My daughter started high school two weeks ago. She’d had difficulty falling asleep the night before school started. She said she couldn’t quiet her mind. Deep down inside, I knew what she was thinking: Will I be accepted by my peers? Will I succeed in high school? We all had those worries as teenagers.
My daughter is my extroverted, free spirited child that thinks outside of the box. She always has been. She has a wide variety of friends that I can’t keep track of. Every other week she has a new college major in mind. She can teach our dog to do tricks when none of us have the patience. She figures out algebra and geometry equations in her head without showing her work, which is way over my head. At a young age she’d find complicated ways of moving tiles around the Rummy Cube game just to make one play. When she was 4 1/2 she figured out how to use two game pieces on the same square to block other players from getting around the Parcheesi game board. She’s open to trying new things and she accepts situations in life as they come.
I’ve mentioned before that my kids are band kids. My daughter has played trumpet since fifth grade. She named her trumpet Treena. Midway through her seventh grade year, she began taking lessons with one of the high school band directors. In the spring of her eighth grade year we learned that she had been place in Wind Ensemble as a freshman. Wind Ensemble is the highest level and gifted and talented band class. She was flattered and extremely thankful for the opportunity.
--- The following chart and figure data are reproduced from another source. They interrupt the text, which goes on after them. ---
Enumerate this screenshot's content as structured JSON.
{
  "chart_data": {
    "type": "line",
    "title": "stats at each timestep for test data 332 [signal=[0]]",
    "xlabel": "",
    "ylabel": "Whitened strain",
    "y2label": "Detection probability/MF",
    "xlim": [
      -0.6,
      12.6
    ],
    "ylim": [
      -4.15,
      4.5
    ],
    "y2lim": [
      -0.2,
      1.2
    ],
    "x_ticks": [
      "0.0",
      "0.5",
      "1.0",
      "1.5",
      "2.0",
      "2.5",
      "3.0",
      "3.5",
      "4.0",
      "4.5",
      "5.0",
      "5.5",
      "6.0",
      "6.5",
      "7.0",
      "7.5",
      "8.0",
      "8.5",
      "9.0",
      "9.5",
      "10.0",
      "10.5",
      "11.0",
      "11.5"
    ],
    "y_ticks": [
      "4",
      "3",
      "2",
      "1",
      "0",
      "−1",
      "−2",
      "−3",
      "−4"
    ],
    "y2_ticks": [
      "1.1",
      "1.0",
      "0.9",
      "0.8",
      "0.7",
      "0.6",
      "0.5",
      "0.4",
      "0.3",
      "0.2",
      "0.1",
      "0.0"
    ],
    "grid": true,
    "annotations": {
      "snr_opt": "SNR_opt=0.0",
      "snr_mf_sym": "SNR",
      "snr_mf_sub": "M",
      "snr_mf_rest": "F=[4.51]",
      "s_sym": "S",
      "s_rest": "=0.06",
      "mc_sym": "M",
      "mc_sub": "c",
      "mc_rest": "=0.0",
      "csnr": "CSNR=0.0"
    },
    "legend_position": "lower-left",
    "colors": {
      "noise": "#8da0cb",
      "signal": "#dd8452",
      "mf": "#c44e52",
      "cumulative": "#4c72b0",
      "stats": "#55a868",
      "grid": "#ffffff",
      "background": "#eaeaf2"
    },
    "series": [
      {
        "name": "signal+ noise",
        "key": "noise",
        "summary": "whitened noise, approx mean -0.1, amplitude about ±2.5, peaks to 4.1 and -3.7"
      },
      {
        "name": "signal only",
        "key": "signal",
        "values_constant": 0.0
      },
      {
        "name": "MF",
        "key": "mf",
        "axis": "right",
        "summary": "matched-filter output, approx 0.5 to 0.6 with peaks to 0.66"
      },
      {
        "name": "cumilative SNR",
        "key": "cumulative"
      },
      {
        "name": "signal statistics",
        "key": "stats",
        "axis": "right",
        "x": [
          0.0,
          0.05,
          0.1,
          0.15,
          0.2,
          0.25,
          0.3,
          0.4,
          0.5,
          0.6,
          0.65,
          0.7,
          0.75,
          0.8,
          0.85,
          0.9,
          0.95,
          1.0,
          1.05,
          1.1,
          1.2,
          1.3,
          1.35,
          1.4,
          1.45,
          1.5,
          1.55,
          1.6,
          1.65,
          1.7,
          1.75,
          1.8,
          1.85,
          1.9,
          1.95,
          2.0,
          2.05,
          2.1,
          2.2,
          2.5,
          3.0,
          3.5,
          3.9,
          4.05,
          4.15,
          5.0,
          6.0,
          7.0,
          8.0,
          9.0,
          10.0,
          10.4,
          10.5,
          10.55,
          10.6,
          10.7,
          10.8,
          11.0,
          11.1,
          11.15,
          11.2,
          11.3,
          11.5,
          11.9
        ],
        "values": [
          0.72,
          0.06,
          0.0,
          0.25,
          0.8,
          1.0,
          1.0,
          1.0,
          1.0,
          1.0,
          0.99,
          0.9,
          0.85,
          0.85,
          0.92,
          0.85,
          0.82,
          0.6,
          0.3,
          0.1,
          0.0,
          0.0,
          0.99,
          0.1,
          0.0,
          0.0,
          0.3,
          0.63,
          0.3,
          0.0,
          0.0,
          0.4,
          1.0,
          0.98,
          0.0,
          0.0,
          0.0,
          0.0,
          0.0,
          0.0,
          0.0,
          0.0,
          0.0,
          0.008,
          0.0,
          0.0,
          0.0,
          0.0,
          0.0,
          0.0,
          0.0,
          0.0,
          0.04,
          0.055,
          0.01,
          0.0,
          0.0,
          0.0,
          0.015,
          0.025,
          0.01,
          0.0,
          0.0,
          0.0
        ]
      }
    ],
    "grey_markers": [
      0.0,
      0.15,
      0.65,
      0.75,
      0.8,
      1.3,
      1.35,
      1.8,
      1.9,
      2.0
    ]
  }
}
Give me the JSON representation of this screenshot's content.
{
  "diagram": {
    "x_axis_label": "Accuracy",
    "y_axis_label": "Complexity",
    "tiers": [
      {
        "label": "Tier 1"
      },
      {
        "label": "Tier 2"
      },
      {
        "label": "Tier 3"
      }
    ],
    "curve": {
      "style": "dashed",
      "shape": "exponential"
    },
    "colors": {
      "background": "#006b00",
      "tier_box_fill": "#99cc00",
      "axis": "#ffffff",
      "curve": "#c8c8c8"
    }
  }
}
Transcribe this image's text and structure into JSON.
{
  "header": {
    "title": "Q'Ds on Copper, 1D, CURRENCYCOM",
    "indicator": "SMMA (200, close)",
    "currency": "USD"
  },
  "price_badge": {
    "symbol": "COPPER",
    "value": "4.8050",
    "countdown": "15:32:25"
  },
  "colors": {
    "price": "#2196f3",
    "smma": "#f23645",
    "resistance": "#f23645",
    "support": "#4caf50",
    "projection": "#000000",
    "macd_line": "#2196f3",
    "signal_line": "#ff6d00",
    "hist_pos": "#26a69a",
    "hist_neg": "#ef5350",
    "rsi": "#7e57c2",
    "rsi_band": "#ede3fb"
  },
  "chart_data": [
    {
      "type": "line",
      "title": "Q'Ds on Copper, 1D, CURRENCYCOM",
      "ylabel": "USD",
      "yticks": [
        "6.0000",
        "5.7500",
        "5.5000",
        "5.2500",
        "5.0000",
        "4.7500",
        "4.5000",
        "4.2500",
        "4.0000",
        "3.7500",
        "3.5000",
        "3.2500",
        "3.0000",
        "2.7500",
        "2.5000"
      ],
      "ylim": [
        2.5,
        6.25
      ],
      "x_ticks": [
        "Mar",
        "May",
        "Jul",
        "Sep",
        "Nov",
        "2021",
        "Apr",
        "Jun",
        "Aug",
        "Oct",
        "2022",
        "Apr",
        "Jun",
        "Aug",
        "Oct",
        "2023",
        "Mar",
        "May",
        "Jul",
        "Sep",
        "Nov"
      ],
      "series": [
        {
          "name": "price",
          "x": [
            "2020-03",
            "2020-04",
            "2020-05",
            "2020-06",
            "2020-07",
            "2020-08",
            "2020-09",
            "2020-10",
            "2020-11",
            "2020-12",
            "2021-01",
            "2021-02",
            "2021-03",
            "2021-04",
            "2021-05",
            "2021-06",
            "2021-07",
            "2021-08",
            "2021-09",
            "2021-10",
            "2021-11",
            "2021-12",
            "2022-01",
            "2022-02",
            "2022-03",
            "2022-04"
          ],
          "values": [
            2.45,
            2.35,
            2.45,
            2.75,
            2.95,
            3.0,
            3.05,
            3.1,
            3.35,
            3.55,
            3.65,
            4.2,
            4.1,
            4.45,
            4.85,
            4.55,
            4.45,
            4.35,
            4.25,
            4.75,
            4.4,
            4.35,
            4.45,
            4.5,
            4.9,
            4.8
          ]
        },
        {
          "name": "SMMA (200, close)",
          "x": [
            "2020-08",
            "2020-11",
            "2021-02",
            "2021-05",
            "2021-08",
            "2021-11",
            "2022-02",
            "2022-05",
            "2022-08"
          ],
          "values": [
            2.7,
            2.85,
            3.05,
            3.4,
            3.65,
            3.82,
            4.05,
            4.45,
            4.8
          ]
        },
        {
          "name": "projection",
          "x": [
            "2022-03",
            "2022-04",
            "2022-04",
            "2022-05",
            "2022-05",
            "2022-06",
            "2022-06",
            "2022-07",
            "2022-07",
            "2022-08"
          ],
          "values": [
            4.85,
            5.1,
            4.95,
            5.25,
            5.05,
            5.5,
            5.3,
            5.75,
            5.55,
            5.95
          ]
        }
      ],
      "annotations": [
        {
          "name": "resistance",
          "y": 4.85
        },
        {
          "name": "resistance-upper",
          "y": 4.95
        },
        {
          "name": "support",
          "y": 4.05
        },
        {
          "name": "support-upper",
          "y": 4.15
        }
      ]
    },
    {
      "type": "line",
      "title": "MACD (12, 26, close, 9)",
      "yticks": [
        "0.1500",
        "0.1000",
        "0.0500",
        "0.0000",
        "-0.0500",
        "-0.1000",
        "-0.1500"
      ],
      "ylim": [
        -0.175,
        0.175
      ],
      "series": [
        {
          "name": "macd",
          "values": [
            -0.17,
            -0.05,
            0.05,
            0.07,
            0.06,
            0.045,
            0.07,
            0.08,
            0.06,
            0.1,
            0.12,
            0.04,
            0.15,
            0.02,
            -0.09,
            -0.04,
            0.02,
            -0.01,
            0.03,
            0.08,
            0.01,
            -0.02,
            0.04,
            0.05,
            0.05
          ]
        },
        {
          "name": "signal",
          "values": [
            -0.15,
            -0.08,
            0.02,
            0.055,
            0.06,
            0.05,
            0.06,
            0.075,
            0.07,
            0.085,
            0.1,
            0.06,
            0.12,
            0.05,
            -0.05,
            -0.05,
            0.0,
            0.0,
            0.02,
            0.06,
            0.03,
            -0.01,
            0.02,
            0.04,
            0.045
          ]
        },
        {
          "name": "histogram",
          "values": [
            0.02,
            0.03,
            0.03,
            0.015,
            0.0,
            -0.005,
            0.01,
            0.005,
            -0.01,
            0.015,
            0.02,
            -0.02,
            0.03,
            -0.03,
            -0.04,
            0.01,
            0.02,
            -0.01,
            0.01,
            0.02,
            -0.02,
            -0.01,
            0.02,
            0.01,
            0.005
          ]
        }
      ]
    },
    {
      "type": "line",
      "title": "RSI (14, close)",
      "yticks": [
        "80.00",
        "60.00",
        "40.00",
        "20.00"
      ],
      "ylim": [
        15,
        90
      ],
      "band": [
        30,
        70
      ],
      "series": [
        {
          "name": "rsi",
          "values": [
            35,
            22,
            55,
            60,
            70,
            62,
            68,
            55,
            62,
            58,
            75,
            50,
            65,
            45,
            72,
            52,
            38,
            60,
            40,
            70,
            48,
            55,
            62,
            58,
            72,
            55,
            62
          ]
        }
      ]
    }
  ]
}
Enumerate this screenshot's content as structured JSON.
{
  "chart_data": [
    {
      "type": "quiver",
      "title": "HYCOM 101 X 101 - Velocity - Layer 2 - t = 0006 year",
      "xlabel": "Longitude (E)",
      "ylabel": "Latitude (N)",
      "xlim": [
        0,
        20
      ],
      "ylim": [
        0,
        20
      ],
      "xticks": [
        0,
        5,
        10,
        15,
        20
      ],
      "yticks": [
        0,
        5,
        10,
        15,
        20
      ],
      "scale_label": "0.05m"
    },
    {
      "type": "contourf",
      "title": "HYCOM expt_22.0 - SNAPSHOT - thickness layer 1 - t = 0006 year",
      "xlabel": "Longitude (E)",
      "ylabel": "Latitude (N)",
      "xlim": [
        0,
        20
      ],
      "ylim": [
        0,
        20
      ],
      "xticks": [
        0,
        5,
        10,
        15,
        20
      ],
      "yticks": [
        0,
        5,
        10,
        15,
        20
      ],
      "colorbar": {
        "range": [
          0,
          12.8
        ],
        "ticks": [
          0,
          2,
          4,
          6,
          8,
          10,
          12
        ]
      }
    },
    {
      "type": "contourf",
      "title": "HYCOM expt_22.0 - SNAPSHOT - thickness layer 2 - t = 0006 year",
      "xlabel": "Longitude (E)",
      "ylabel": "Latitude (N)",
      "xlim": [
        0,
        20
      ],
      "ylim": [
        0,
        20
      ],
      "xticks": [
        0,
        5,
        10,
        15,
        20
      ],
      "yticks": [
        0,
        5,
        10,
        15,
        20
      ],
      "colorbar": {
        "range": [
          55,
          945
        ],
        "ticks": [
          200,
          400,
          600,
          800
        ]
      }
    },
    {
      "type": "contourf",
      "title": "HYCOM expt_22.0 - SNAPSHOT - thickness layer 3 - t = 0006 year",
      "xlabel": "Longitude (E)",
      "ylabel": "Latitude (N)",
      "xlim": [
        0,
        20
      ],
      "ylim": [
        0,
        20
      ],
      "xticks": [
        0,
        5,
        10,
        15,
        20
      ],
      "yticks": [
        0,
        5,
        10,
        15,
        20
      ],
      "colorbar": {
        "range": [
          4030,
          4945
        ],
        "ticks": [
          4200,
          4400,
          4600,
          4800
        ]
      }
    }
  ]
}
My son didn’t get into that class until he was a junior in high school. She’s always the first to admit when she thinks she messed up an audition or a piece of music. Last week, they had seat placement auditions in her class. There are five trumpets. She practiced. She had lessons. Naturally when she said the audition went well I anticipated her earning at least second trumpet music. She came home yesterday and said she’d been given third trumpet music and placed in the last seat. She also said the band director advised them that second and third trumpet music would alternate.
My jaw dropped and my mouth is perpetually hanging open. We don’t put pressure on our kids to achieve certain things but we do expect A’s and B’s. Also, I don’t claim that my daughter is a Miles Davis or Louis Armstrong but I know the girl can hold her own with her trumpet. Inside I’m wondering if the band director thinks my daughter stinks. It bugs me I guess because I did poorly in high school and I’m so proud of my kids because they’ve exceeded our expectations and will not go into college swimming against the current with their heads barely above water like I did.
Really though, third trumpet last seat? Instinctively I confided in one of my band parent friends who has a family music back ground and who’s sons who’d graduated in 2014 and 2015 and were also in that class. I also spoke to my son who graduated this year. Both said seat placement is a complicated matter and there’s reasons musicians are placed in certain seats and just because she’s in the last seat doesn’t mean she stinks. My friend also advised me that if it doesn’t bother her, it shouldn’t bother me. So I asked her if her seat placement bothered her. She said, “it’s just a chair”.
I admire her for that. She doesn’t sweat the small stuff. In her mind she was placed where she was placed and she accepts that. She doesn’t have to know the reason. She just wants to play her trumpet and learn challenging music. I know that her being in that class will not only enhance her trumpet playing skills, it will expand her ability to think outside of the box even more. So I’ll let it go. After all, it is just a chair.
I’m always surprised when something I think is a wrong to be righted, my son would think is no big deal. I always thought it was a male/female thing. I guess not!